Wie gestrandete Deutsche in Vietnam sehnsüchtig hoffen, dass bald wieder ein Flugzeug startet und sie nach Hause bringt.
Von Ilga Gäbler
Hanoi - Eigentlich müsste Florian Langlotz heute wieder in der Vorlesung in Weimar sitzen. Eigentlich. Der junge Mann studiert Baumanagement an der Bauhaus-Universität. Stattdessen steht er Tausende Kilometer von Thüringen entfernt in einer Schlange vor dem Mausoleum für Ho Chi Minh, jenem Staatsmann und Revolutionär, den die Vietnamesen so sehr verehren.
Die Aschewolke, die nunmehr seit Tagen wie eine schwerfällige Dunstglocke über Europa wabert, hält den jungen Mann aus Weimar - wie viele andere europäische Touristen auch - in der vietnamesischen Hauptstadt fest. Sein Rückflugticket nach Deutschland galt für Samstagabend. Kurz nach halb zwölf wäre die Maschine von Vietnam Airlines in Hanoi abgehoben und am frühen Sonntagmorgen in Frankfurt/Main gelandet. Wäre es nach Plan gegangen. Es kam aber anders, ganz anders. Ein Vulkan im fernen Island, dessen Name der reinste Zungenbrecher ist, durchkreuzt alle Pläne.
Ein tröstendes Lächeln
"Wer rechnet schon damit, dass ein bis dato unbekannter Berg den Flugverkehr rund um den Erdball lahm legt und ein unvorstellbares Chaos auslöst", sagt Florian Langlotz. "Und es ist kein Ende in Sicht." Nach mehrfachen Nachfragen und Anrufen bei Vietnam Airlines, der vietnamesischen Fluggesellschaft, war schließlich schon am Samstagnachmittag klar: Der Flug nach Frankfurt ist gestrichen. Vorerst. Kein Flugzeug startet und landet.

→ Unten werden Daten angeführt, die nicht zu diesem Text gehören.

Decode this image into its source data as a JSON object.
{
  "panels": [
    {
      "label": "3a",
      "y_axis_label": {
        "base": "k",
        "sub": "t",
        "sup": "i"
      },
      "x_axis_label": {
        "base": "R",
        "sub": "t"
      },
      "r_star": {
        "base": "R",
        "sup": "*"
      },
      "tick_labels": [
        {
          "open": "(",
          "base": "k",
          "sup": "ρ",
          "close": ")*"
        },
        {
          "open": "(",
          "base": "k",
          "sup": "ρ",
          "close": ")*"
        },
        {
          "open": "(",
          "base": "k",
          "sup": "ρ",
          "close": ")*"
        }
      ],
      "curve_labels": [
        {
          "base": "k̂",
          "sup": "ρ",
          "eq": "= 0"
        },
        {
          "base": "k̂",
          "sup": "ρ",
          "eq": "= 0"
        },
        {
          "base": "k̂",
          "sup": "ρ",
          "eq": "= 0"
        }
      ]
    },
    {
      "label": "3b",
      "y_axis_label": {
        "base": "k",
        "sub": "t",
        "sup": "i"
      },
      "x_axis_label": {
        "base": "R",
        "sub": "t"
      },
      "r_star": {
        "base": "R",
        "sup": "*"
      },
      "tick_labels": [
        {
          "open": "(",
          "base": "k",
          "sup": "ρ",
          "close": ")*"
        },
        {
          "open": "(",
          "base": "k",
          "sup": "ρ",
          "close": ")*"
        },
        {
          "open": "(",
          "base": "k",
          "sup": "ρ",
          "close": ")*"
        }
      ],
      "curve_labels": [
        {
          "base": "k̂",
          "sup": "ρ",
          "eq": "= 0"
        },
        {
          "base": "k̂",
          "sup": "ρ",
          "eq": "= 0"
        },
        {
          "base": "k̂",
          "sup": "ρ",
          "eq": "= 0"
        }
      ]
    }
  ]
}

Einziger Trost: Das Flugticket bleibt gültig. Es wird umgebucht. Doch wann der nächste Airbus nach Deutschland aufsteigt, steht in den Sternen.
Jetzt heißt es, sich in Geduld zu üben. Es gilt der Rat der hübschen Vietnamesin am Infoschalter: "Fragen Sie morgen nach 14 Uhr wieder nach." Sie lächelt dabei, als ließe sich so der Frust der schockierten Reisenden leichter ertragen. Kulant ist auch das Hotel, in dem er untergebracht ist: Er kann bis Montagabend bleiben. Bis dahin ist das Zimmer frei.
Der Student sieht die Situation gelassen. Ein bisschen Zwangsurlaub nach sechs Wochen Praktikum in einem Bauingenieurbüro in Ho-Chi-Minh-Stadt, dem früheren Saigon, kann schließlich nicht schaden. Der junge Mann aus Weimar hat dort an der Entwicklung eines Dorfes mitgearbeitet. Im Süden Vietnams, am Meer soll es entstehen - völlig autark sein und ausschließlich auf ökologischer Basis funktionieren. Es ist für Florian Langlotz ein spannendes, einmaliges Projekt. "Vietnam ist für Studenten und Berufseinsteiger ein interessantes Land mit Zukunft. Man kann dort noch Visionen entwickeln, die in Deutschland nicht mehr möglich sind." Das war auch der Grund dafür, dass Florian Langlotz in diesem Frühjahr erneut zum Praktikum in das südostasiatische Land reiste. Im vergangenen Jahr war er schon einmal da. Probleme mit dem Flug gab es nicht.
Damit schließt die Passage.